Developing predictable, schedulable distributed systems is a special challenge for any systems developer regardless of the distribution infrastructure. Beyond the obvious dependence on the Real-Time Operating System (RTOS) to provide a predictable thread scheduling, distributed systems depend on additional systems variables beyond the scheduling of a single processor. These additional variables include the performance characteristics of other system components:

    • Bus or network protocol stack implementation
    • Bus or network adapter firmware
    • Bus or network media

In addition, classic real-time scheduling theory such as rate monotonic analysis (RMA) does not encompass the scheduling of multiple processors, much less the scheduling of multiple processors and multiple support bandwidth. Distributed system designers face a difficult task in determining the scheduling of the processors, busses and networks for the systems.

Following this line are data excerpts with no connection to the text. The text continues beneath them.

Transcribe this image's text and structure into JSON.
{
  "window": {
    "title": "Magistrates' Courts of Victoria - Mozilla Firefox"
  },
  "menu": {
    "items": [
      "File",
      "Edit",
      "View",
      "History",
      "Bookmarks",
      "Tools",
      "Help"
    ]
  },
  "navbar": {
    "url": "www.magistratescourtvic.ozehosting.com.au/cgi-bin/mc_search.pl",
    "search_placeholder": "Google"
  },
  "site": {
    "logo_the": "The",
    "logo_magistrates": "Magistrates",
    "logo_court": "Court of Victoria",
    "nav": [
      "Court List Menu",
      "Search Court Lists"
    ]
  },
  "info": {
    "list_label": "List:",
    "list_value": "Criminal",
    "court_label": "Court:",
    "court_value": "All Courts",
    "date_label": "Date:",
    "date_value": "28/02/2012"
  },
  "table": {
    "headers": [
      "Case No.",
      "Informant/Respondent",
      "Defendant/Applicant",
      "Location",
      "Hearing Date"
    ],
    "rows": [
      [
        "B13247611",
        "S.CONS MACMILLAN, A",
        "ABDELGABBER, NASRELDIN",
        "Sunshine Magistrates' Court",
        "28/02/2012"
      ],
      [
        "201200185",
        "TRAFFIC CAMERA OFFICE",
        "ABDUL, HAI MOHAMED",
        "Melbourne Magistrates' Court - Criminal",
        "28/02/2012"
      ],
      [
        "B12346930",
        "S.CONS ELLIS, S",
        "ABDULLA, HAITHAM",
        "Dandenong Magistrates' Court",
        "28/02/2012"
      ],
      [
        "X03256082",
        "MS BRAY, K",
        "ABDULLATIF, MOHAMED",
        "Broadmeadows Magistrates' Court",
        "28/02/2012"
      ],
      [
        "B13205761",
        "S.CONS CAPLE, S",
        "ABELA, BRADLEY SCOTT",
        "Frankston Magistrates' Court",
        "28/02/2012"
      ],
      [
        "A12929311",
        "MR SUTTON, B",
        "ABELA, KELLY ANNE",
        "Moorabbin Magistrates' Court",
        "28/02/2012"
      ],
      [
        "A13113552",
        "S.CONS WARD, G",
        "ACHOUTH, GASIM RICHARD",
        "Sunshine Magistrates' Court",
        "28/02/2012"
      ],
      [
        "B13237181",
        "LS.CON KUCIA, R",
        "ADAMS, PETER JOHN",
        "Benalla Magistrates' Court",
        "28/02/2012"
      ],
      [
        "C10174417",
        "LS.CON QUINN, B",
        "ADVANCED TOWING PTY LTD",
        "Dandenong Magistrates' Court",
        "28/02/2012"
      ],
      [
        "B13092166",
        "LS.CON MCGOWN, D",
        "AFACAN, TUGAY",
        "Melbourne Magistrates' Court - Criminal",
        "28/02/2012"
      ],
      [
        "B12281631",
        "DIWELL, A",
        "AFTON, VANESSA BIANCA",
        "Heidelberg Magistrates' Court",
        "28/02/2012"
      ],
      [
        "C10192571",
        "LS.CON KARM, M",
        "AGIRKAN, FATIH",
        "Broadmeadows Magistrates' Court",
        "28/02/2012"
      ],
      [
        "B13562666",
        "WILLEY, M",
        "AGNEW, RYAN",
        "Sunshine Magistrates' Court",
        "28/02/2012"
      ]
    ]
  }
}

The use of CORBA in real-time and embedded systems provides both the distributed communication as well as the framework for enabling the incremental replacement of system components. CORBA provides the location transparency for the objects within a system. This allows for changes in object location without system re-architecture. Systems can be prototyped as monolithic, simulated on a network, and deployed on an airframe bus. The location of the system objects can be determined via actual system benchmarks. CORBA also abstracts the communications transport. New products can be built with better transport technologies without rebuilding existing software.

In the past, real-time CORBA had difficulty in achieving deterministic characteristics within a given system architecture. However, new generation ORBs, such as ORBexpress, have been designed specifically to minimize the ORB memory footprint and bound the latencies inherent within a system.

Predictable
CORBA

Most of the challenge in building a predictable ORB is the inherent difficulties in building any type of predictable distributed systems. An ORB designed, implemented, and tested with predictable behavior as a primary goal can provide system developers the requisite support for developing and deploying schedulable distributed systems.

The OMG has continued to advance these efforts by introducing and enhancing CORBA standards targeted for those systems requiring predictable behavior, such as embedded and real-time systems.

Soft Real-Time CORBA:

Soft real-time systems favor optimization of typical performance over worst-case performance, and typically do not require definite upper bound latency on the operations. The soft real-time ORBs typically strive for high throughputs and provide some type of mechanism to control resources. While priority inversions should usually be avoided, but in this case, there is not as much emphasis within a soft real-time scenario.

Hard Real-Time CORBA:

Hard real-time systems require a definite upper bound for the latency of critical operations. Developers of hard real-time distributed CORBA systems must be able to determine the least upper bound of remote operations. This is possible if the RTOS, ORB, and the transport (bus or network) all use predictable, schedulable logic. Using an unpredictable transport protocol, or a non-real-time system, precludes even the most predictable ORB from achieving bounded, end-to-end invocation latencies.

However, if a well-constructed ORB is given a predictable operating system (i.e. a real-time operating system) and a deterministic transport, the expected end result is a bounded, end-to-end invocation between a client and server.

In order to achieve these bounded communication results, the ORB must:

    • Respect the priorities between client and server for resolving resource contention during the processing of a CORBA invocation.
    • Bound the duration of thread priority inversions during end-to-end processing.
    • Bound the latencies of operation invocations.

Only by designing a hard real-time system, including these critical components, will the designer achieve the hard real-time results expected.